Indian Finance Minister Nirmala Sitharaman has reiterated her desire to see digital currencies and their underlying blockchain technology globally regulated under a common standard.
In an interactive session with industry stakeholders, Sitharaman noted that the global digital asset regulation plan does not mean that authorities control the industry.
She clarified that the purpose of an international regime is to protect millions of investors and reduce the activities of industry bad actors.
“All of us will have to work together on it otherwise regulating crypto may not be effective. That does not mean we are controlling the distributed ledger technology,” said Sitharaman. “It has its goodness, it has its potential, it has its own strengths. We keep that in mind.”
As President of the G20, India has indicated that creating a global framework for digital assets is top of its agenda. Since the announcement, there has been speculation that digital currency regulation could be draconian, given the country’s treatment of its local industry.
India’s relationship with digital assets can be described as frosty, underscored by whispers of a blanket ban and a shrinking Web 3 talent pool. Things took a wild turn after the government imposed a 30% tax on digital assets plus a 1% tax deducted at source.
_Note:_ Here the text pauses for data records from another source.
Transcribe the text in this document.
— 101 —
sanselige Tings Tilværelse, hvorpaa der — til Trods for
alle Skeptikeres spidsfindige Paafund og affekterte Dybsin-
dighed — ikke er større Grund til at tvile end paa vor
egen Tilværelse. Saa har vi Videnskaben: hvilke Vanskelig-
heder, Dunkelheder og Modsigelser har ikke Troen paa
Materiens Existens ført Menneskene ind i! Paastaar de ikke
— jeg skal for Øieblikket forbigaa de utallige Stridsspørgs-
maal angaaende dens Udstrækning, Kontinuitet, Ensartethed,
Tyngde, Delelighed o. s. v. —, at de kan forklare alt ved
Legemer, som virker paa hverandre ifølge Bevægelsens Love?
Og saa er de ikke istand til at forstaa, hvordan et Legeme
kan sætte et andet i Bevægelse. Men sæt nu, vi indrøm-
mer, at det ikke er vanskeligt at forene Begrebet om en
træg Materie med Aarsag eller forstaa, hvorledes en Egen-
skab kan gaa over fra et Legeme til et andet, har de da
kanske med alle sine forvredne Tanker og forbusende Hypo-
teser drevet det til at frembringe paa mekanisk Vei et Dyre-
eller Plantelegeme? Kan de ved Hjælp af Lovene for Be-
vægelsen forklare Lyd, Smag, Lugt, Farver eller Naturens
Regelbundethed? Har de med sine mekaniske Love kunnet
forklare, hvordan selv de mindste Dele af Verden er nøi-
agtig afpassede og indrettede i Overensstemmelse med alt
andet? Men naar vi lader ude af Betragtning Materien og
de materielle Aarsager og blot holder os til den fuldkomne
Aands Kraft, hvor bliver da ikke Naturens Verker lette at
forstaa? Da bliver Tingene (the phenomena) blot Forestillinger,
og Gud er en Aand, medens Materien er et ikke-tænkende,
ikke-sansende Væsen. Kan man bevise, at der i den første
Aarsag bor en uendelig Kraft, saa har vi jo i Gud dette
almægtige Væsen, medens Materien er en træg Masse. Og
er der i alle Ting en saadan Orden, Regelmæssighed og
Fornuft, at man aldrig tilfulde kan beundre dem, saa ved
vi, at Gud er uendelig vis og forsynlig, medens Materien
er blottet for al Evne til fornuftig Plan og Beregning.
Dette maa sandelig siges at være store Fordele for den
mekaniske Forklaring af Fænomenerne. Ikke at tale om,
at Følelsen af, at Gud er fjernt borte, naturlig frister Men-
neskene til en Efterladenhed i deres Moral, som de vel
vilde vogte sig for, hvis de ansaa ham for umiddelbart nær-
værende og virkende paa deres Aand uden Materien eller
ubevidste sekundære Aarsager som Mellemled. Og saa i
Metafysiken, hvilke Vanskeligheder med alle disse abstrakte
Furthermore, Indian investors are not allowed to offset losses against gains, and all efforts by a coalition of stakeholders to influence the government to reduce its policing of the industry have been abandoned.
Plans to create a global regulatory framework for the rest of the G20 nations are underway, with the coalition’s central bank governors and finance ministers meeting in India to explore draft legislation. Another meeting has been scheduled in July with the group keen to explore the reports from the International Monetary Fund (IMF) and the Financial Stability Board (FSB).
“So if you were to regulate here and not elsewhere, it will only flow like that and keep hitting back at you,” said Sitharaman. “It will not be effective.”
India’s unwavering belief in blockchain
Sitharaman disclosed that India’s government believes that blockchain adoption in the country could reach 46% before 2026, saying that the government is aware of its myriad of benefits to the local economy.
As part of efforts to trigger adoption, the National Institution for Transforming India (NITI) Aayog recently launched a blockchain module for citizens in partnership with technology giants 5ire and Network Capital to deepen the talent pool.
Several Indian universities have begun offering blockchain courses in partnership with the advocacy groups like the India Blockchain Alliance, while municipal governments are adopting the technology to streamline their processes.